D’abord intéressé par la mutation que le nouveau dirigeant du PCF Robert Hue dit vouloir opérer, Lucien Sève constata son abandon, puis combattit la « régression organisée à ses yeux » par Marie-George Buffet. Membre de la cellule Van Troï de Bagneux où il habitait, il participa à la tribune de discussion avant le congrès. Le 8 novembre 1998, l’Humanité publiait sa contribution sous le titre « Travaillons ensemble ». Sève, moins engagé dans l’action quotidienne, poursuivait la bataille théorique et politique pour une réappropriation inventive de la visée communiste que beaucoup jugeaient irrécupérable. Il écrivit des articles et en 1999 un livre, Commencer par les fins – La nouvelle question communiste publié par La Dispute, maison d’édition qu’il créa avec d’autres anciens des Éditions sociales. Estimant avoir avancé depuis les années 1980 dans sa compréhension de la pensée marxienne, il s’engagea au début des années 2000 dans la rédaction d’une tétralogie au titre général Penser avec Marx aujourd’hui, dont parurent à La Dispute en 2004 le premier tome Marx et nous, en 2008 le deuxième « L’homme ? », en 2014 le troisième « La philosophie ? », le dernier devant porter sur « Le communisme ? ». Avec le même souci, il publia en 2011 chez Flammarion une anthologie des Écrits philosophiques de Marx, et en 2013 à La Dispute Aliénation et émancipation, précédé de Urgence de communisme. « Dans mes ouvrages, mon souci n’est pas de me répéter mais, bien qu’octogénaire, d’aller plus loin dans le développement inventif de ce que j’appelle non pas “le marxisme“ mais “la pensée-Marx“, dont la pertinence présente et future me semble inentamée. »
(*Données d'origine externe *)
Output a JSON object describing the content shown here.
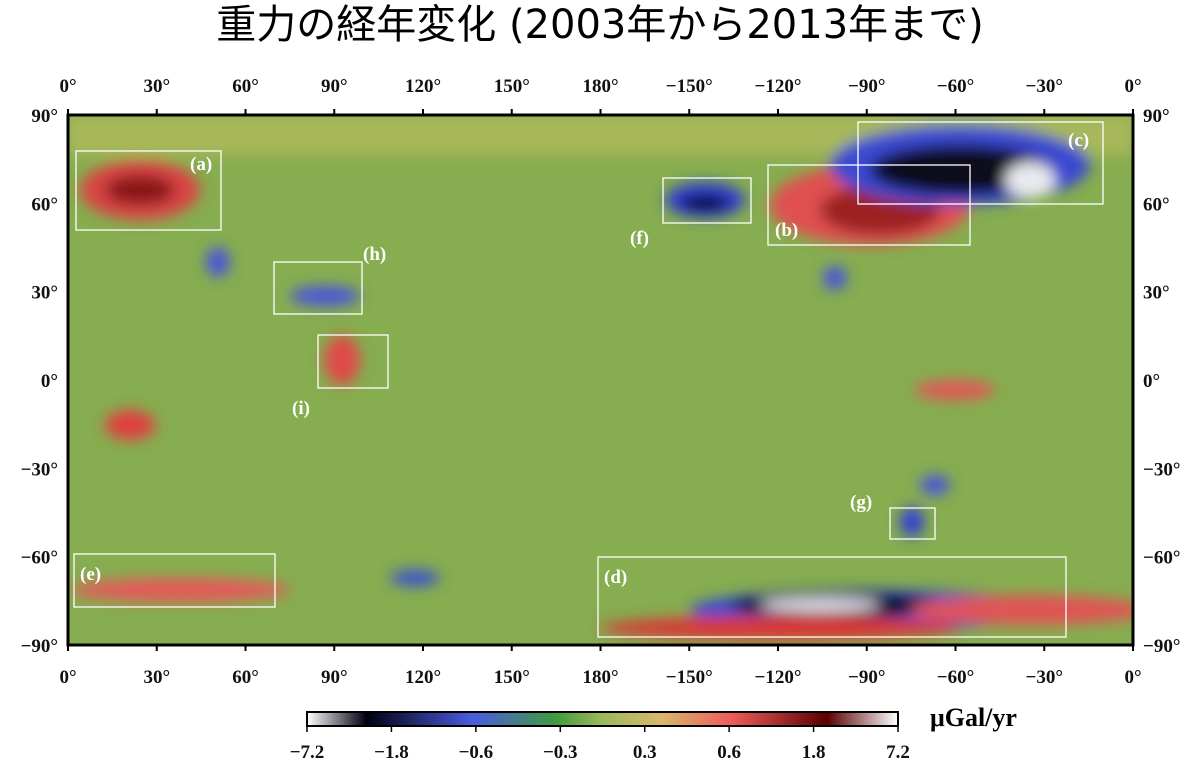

« Mais rendre à la visée communiste une vraie pertinence exigeant plus que jamais l’invention d’une autre façon de faire de la politique révolutionnaire, prioritairement tournée vers l’intervention appropriative dans toutes les gestions sociales », Lucien Sève décida en 2010 de quitter le PCF et de rejoindre les « Communistes unitaires », pour contribuer à l’élaboration collective d’une stratégie tournée, dans les conditions d’aujourd’hui, vers ce que Marx appelait une "évolution révolutionnaire" à visée communiste.
Un film, Les trois vies de Lucien Sève philosophe, réalisé par Marcel Rodriguez, à partir d’enregistrements pendant une vingtaine d’années, fut présenté en juin 2019, avec le soutien de la Fondation Gabriel Péri.
Lucien Sève mourut à l’hôpital Antoine Béclère à Clamart des suites du Covid-19.
Par Jacques Girault
ŒUVRES : Parmi les 52 références de la BNF, signalons, pour compléter les textes cités plus haut : Structuralisme et dialectique, Paris, Éditions sociales, 1982. — Karl Marx, Écrits philosophiques, cent textes choisis, traduits et présentés par L. Sève, Paris, Champs/Flammarion, 2011.
SOURCES : Archives du comité national du PCF. — Renseignements fournis par l’intéressé. — Interview par Jean-Numa Ducange dans Le Parti communiste français et le livre. Écrire et diffuser le politique en France au XXe siècle (1920-1992), sous la direction de J-N Ducange, Julien Hage, Jean-Yves Mollier, Dijon, Éditions Universitaires, 2014. — Fondation Gabriel Peri, enregistrement d’un entretien en juillet 2013, http://www.gabrielperi.fr/introduction.~— Presse française. — Frédérique Matonti, Intellectuels communistes. Essai sur l’obéissance politique. La Nouvelle Critique (1967-1980), Paris, La Découverte, 2005. — Sources orales. — Notes de Jean-Claude Lahaxe et de Roger Martelli.